Curriculum Vitae
plevitt@wellesley.edu
(781) 283-2186
Sociology
B.A., Brandeis University; M.S., Columbia University; Ph.D., Massachusetts Institute of Technology
Peggy Levitt
Mildred Lane Kemper Professor of SociologyInterests include global arts and culture, museums, international migration, transnational relations and processes, development, and religion.
In addition to teaching at Wellesley, Peggy is an Associate at the Weatherhead Center for International Affairs at Harvard University where she co-directs The Politics and Social Change Workshop. She is co-founder of the Global (De) Centre (with Maurice Crul) and a Robert Schuman Fellow at European University Institute (2017-2019). Peggy received honorary doctoral degrees from the University of Maastricht in 2014 and from the University of Helsinki in 2017.
Current Projects
I am currently working on three separate but related research strands. The first concerns the ways in which migration and mobility are transforming social protection. When large numbers of individuals are long-term residents of countries without full membership, how do they protect and provide for themselves across borders? My second research area concerns the role of culture, cultural policies, and cultural institutions in creating and (re)creating increasingly diverse nations. We do not pay enough attention to the cultural dynamics and discourses that influence social and political inclusion. My last book, Artifacts and Allegiances: How Museums Put the Nation and the World on Display, examined how museums around the world shape the relationship between nationalism and cosmopolitanism. My current work looks at changing global literary and artistic canons—who gets included, who gets to decide, and whose interests are served. And finally, addressing cultural inequality requires understanding how knowledge production and dissemination influences what we see and do not see. My third research agenda is to establish a network of social scientists, humanists, and practitioners from around the world to create a more inclusive methodological and conceptual tool kit.

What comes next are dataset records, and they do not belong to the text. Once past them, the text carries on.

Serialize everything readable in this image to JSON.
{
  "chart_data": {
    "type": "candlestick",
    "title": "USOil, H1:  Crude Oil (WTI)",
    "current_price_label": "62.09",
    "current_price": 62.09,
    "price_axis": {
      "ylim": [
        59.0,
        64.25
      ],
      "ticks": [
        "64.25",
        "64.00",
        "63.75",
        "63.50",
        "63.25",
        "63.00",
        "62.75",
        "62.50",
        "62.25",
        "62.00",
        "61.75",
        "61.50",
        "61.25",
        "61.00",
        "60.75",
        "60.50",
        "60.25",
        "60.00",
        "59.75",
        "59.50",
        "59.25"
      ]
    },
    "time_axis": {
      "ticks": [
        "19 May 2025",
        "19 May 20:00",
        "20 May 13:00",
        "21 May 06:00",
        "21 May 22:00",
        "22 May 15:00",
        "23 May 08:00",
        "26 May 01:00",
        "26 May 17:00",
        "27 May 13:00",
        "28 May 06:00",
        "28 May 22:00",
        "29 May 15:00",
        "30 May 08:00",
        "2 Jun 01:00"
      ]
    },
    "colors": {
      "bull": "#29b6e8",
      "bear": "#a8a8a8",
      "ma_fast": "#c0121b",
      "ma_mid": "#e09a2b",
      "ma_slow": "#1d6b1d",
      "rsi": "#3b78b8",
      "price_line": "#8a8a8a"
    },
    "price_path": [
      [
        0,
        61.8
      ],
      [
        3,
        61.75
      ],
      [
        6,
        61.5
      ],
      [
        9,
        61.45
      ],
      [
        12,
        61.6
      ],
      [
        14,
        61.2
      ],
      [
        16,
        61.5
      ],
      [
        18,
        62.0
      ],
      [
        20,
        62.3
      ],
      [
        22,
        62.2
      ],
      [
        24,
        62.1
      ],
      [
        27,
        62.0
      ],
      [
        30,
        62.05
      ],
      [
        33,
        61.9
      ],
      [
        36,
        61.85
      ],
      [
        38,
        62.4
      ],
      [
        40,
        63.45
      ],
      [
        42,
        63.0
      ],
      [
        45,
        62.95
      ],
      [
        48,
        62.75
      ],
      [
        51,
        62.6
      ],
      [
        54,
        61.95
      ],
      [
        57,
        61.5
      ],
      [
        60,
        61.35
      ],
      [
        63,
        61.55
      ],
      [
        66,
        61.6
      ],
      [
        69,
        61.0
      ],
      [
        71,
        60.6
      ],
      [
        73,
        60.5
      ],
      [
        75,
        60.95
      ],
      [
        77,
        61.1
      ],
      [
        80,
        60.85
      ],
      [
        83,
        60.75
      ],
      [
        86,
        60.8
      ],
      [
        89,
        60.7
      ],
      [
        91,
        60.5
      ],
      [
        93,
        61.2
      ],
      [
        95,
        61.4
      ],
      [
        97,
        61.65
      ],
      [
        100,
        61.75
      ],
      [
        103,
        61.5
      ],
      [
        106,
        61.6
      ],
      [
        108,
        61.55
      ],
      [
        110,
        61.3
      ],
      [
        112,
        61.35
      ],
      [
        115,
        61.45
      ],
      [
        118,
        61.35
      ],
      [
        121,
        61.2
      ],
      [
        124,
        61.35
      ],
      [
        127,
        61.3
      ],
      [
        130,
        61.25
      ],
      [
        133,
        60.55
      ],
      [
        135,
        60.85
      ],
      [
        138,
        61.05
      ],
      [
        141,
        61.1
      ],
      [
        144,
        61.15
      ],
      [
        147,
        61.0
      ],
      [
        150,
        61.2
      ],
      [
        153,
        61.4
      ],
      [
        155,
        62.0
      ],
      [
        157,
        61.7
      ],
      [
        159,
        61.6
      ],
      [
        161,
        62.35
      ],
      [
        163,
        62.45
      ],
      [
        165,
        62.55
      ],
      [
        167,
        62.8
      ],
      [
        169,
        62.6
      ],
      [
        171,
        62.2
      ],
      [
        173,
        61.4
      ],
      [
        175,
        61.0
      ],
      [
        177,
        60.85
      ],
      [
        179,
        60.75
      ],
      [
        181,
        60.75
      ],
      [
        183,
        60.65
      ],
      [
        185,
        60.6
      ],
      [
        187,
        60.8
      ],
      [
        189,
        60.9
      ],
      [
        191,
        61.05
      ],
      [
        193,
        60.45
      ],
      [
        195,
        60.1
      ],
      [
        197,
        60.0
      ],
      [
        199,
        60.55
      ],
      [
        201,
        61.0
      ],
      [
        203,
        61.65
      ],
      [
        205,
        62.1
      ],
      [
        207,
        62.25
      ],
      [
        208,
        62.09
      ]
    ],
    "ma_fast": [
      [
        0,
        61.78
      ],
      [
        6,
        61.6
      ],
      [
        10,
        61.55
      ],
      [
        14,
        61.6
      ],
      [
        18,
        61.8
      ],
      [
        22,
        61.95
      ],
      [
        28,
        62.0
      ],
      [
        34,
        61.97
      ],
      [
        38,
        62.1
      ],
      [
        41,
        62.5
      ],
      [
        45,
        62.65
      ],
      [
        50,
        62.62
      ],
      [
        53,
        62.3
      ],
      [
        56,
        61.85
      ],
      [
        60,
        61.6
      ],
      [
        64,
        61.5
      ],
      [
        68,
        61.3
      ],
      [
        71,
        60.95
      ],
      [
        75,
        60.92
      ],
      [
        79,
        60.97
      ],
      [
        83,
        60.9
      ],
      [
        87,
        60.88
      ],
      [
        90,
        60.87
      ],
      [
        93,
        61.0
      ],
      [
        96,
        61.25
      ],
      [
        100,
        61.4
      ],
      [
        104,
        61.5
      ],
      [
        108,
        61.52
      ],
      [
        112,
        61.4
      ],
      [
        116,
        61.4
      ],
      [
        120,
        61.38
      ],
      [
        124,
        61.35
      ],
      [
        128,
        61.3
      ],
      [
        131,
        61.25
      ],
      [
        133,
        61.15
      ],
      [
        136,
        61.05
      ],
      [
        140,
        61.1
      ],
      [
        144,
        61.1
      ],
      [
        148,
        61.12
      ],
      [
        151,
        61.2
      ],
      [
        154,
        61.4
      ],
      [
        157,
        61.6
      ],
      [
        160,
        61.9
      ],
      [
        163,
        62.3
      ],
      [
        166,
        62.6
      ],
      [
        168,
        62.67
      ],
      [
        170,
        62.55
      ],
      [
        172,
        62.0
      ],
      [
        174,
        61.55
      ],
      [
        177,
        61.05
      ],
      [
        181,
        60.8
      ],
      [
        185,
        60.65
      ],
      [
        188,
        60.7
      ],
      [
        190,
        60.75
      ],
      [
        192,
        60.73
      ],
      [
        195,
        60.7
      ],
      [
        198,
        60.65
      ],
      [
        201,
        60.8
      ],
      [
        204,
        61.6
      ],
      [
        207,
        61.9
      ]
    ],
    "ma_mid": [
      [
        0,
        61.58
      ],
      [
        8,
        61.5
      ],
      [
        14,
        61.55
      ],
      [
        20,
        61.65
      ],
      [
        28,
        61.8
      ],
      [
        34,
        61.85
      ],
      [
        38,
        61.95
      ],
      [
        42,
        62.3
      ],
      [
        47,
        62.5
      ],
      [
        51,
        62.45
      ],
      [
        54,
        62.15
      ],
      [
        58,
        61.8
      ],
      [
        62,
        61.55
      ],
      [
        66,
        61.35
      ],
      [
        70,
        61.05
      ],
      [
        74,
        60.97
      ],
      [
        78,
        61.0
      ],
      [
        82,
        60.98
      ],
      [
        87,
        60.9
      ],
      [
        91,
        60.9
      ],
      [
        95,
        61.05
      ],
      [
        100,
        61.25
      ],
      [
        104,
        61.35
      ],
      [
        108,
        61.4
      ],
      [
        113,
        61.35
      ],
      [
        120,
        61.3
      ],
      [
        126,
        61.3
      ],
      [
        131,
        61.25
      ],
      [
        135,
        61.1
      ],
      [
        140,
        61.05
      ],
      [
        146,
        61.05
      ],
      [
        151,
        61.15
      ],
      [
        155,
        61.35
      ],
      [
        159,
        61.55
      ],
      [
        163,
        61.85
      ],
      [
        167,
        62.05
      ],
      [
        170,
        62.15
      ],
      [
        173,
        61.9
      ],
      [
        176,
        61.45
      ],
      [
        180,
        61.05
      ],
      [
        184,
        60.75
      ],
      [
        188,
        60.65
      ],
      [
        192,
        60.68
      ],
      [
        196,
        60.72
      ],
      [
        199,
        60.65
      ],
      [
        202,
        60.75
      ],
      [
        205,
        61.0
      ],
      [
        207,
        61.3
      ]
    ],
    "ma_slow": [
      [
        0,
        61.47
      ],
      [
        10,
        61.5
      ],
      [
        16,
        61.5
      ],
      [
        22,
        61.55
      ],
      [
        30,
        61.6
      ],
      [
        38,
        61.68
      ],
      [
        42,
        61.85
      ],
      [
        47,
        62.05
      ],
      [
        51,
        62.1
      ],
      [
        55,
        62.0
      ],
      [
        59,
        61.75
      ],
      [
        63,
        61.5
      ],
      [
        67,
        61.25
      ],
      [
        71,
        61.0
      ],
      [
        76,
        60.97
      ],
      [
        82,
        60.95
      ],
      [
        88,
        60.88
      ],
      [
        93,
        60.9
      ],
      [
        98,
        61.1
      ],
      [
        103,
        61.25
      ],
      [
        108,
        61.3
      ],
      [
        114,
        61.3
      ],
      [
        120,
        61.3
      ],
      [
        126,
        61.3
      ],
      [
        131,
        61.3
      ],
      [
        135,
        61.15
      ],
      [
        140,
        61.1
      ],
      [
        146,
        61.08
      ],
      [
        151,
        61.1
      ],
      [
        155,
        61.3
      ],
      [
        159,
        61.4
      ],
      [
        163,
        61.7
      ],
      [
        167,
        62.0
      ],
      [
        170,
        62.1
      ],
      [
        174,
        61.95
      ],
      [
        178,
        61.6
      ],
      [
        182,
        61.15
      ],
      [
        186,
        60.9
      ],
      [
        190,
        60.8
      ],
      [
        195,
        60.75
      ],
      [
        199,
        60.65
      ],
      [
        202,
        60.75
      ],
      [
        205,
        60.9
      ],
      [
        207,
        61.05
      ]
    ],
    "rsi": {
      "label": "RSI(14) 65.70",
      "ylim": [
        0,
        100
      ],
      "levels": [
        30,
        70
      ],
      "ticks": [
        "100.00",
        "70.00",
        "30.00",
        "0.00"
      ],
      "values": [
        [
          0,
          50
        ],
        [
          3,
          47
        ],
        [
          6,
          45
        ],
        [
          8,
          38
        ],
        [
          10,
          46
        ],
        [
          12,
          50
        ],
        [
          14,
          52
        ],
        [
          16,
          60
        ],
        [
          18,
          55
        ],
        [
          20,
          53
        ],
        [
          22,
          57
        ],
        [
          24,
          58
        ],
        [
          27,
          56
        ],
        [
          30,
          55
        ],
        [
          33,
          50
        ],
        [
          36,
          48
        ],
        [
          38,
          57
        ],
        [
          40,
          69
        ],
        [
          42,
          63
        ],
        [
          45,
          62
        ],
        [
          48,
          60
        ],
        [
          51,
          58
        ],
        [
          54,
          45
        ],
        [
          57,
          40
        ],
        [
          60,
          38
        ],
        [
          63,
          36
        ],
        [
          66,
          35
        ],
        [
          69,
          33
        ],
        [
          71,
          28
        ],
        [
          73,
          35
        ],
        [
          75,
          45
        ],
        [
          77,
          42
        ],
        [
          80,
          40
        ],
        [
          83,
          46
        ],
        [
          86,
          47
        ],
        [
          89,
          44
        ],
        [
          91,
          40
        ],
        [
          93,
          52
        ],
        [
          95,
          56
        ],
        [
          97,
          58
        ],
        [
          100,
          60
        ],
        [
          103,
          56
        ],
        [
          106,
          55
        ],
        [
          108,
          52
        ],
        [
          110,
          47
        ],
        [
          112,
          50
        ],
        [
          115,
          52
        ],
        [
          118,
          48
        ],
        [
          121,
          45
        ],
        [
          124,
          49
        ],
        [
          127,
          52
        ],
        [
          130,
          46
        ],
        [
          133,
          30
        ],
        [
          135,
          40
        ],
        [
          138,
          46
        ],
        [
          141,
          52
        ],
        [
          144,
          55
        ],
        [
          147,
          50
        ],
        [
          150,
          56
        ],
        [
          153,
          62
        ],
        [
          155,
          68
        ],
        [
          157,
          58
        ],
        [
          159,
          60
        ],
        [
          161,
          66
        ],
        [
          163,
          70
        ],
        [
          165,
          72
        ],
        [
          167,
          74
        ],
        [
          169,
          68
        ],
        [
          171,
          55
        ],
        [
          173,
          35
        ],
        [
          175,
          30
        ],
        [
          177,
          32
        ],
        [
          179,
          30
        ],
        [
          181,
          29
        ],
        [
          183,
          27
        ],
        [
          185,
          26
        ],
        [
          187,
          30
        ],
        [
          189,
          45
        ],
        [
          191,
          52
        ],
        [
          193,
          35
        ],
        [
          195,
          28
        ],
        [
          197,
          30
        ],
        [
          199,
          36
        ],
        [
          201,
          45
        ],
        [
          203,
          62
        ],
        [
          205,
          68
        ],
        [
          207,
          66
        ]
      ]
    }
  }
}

1. Transnational Social Protection (TSP)
The social contract between citizens and states is national, but people’s lives are not. What are sending states doing to protect emigrants, and what are receiving states doing to deal with long-term non-citizens? What kinds of cooperative, bi-lateral arrangements are emerging and, more broadly, what does this mean about the nature of social welfare and social protections going forward? How do issues of welfare and social protection interact with social inclusion, integration, and relations between migrant communities and host societies? We have some answers from Europe and the US/Mexican border, and from particular sectors such as health and senior care, but we need to broaden our scope and extend it to other regions.
2. Move Over, Mona Lisa. Move Over Jane Eyre
This project explores the social, political, and economic conditions and institutions that allow artists and writers from what have been culturally peripheral regions to gain greater global prominence in the English-speaking Global North. Using qualitative methods, including ethnographies at galleries, book fairs, museums, cultural events, document reviews, and interviews with cultural creators and codifiers (i.e. critics, publishers, collectors, patrons, curators) in Lebanon, Argentina, and South Korea, I examine what factors expand the global literary and artistic canons and how they vary across regions, time, and genre. In what ways are the art and literary worlds rethinking categories such as canons, literacy, and national culture that might lead to greater cultural inclusiveness?
3. The Global (De) Centre
My last set of research activities concerns new epistemologies and ontologies. Maurice Crul and I are working to create the Global (De) Centre, a network of scholars around the world who are all working broadly on questions about migrating people and migrating cultures. We want to create new conversations that more effectively capture contemporary sites of encounter between mobile and non-mobile people of different races, ethnicities, and religions, and to look carefully at the national and transnational institutions and cultural products and representations that arise in response. Doing so requires going beyond post-colonial and critical theory by bringing in new ideas and approaches from around the world, and by moving beyond parts of the Euro-American and critical canons while refashioning others. We are not suggesting throwing the whole baby out with the bathwater. From our perspective, however, mainstream, post-colonial, cultural studies, and critical theories have not been decolonized nor decentered enough. More importantly, they too often stop at deconstruction without charting a path toward reconstruction and beyond.